The authors evaluate Qwen3-ForcedAligner-0.6B against competing forced-alignment methods using Accumulated Average Shift (AAS) on MFA-labeled and human-labeled test sets. Results show Qwen3-ForcedAligner-0.6B consistently achieves lower AAS values across languages and utterance lengths, indicating more accurate timestamp predictions. It also generalizes well to human-labeled data despite being trained on MFA pseudo-labels. Qwen3-ForcedAligner-0.6B outperforms baselines on both short and long utterances. It maintains low AAS on human-labeled test sets, showing strong real-world generalization. The model supports multiple languages and cross-lingual scenarios with a single model.

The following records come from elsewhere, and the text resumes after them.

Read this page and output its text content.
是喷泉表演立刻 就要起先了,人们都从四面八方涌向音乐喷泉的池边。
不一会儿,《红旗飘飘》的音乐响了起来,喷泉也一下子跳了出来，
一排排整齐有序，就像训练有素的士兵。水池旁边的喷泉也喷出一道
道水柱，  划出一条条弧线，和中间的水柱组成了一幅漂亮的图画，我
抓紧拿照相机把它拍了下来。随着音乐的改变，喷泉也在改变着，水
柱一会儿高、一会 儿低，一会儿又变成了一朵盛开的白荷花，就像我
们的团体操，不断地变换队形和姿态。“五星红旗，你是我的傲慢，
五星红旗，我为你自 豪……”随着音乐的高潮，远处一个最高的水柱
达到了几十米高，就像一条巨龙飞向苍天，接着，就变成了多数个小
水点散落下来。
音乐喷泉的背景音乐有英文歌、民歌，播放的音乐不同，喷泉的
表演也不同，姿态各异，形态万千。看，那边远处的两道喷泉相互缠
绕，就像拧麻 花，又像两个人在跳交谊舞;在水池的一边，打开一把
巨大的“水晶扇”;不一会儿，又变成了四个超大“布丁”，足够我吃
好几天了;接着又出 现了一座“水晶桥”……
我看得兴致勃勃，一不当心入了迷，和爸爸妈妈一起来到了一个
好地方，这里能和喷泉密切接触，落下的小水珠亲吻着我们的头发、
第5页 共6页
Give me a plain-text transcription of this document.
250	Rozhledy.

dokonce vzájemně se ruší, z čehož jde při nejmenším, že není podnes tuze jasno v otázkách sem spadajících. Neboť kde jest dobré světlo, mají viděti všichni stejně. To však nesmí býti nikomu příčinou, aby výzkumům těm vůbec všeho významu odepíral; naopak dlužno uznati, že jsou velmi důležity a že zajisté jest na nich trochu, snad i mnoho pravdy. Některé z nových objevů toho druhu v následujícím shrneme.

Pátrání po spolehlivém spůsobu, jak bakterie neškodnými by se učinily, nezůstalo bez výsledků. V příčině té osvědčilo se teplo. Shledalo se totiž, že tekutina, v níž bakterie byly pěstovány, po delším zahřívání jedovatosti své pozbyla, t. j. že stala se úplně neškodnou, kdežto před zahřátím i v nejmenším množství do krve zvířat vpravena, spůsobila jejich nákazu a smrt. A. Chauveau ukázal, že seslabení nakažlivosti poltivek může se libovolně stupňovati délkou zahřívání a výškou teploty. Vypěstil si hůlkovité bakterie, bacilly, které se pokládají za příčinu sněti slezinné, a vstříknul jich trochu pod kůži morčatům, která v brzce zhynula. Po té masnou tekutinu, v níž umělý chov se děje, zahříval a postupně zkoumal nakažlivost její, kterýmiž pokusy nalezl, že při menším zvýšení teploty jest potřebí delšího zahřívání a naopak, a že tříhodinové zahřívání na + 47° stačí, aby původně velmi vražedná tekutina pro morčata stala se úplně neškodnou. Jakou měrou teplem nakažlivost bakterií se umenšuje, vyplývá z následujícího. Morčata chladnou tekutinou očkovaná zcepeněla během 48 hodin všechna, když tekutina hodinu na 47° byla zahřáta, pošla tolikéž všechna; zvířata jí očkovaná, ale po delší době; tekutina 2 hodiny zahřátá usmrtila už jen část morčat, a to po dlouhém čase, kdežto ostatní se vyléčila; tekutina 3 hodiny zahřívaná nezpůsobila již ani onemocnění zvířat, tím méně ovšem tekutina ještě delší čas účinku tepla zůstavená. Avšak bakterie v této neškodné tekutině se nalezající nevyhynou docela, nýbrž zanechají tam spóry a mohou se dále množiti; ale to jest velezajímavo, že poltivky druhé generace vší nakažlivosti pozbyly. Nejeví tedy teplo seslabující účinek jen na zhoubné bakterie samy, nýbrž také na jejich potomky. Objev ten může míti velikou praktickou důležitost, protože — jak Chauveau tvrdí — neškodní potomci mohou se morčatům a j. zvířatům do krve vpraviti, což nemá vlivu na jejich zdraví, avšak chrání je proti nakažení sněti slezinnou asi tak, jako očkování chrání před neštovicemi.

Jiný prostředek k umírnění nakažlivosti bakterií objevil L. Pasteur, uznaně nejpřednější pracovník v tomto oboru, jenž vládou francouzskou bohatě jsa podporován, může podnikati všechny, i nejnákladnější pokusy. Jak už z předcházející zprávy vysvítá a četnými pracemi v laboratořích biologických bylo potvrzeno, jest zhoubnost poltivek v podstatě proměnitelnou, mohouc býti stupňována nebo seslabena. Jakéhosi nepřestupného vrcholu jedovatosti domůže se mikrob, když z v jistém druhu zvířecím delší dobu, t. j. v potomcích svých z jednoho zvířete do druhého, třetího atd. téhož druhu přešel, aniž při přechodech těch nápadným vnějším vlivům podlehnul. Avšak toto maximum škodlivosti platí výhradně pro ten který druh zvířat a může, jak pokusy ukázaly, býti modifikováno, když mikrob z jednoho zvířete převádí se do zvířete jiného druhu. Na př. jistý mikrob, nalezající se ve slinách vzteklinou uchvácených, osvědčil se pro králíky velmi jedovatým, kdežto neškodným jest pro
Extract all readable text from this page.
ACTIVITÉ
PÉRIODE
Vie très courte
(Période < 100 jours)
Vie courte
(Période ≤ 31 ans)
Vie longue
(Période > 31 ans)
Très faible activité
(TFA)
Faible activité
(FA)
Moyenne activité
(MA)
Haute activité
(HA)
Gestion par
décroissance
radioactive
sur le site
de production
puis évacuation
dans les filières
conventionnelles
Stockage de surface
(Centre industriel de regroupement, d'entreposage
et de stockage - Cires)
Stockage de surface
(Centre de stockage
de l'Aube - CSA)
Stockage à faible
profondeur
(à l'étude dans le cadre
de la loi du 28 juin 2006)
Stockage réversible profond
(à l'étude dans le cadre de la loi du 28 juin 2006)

The authors evaluate Qwen3-ASR models on the Fleurs multilingual benchmark, reporting word error rates across 30 languages. Results show that Qwen3-ASR-1.7B consistently outperforms the smaller Qwen3-ASR-0.6B variant, and both models achieve lower error rates than the Qwen3-ASR-Flash-1208 baseline across most languages. The 1.7B model delivers the strongest overall performance, particularly on languages like Arabic, Czech, and Hindi. Qwen3-ASR-1.7B achieves the lowest WER in most languages compared to smaller variants Performance improves with model scale, with 1.7B consistently outperforming 0.6B Qwen3-ASR-Flash-1208 shows higher error rates than both main models across nearly all languages

Qwen3-ASR-1.7B excels in singing voice and full-song transcription with background music, achieving the lowest WER on M4Singer, MIR-1k-vocal, and Popcs benchmarks and outperforming all open-source models while remaining competitive with commercial systems. Across multilingual benchmarks including MLS, CommonVoice, MLC-SLM, and Fleurs, the 1.7B model consistently surpasses smaller variants and the Flash baseline, especially in low-resource languages, with performance scaling positively with model size. In streaming mode, Qwen3-ASR models maintain strong accuracy with only minor degradation versus offline inference, and the 1.7B variant outperforms 0.6B across both modes and languages. Qwen3-ForcedAligner-0.6B delivers superior timestamp accuracy across languages and utterance lengths, generalizing well to human-labeled data despite training on pseudo-labels, and supports cross-lingual alignment with a single model.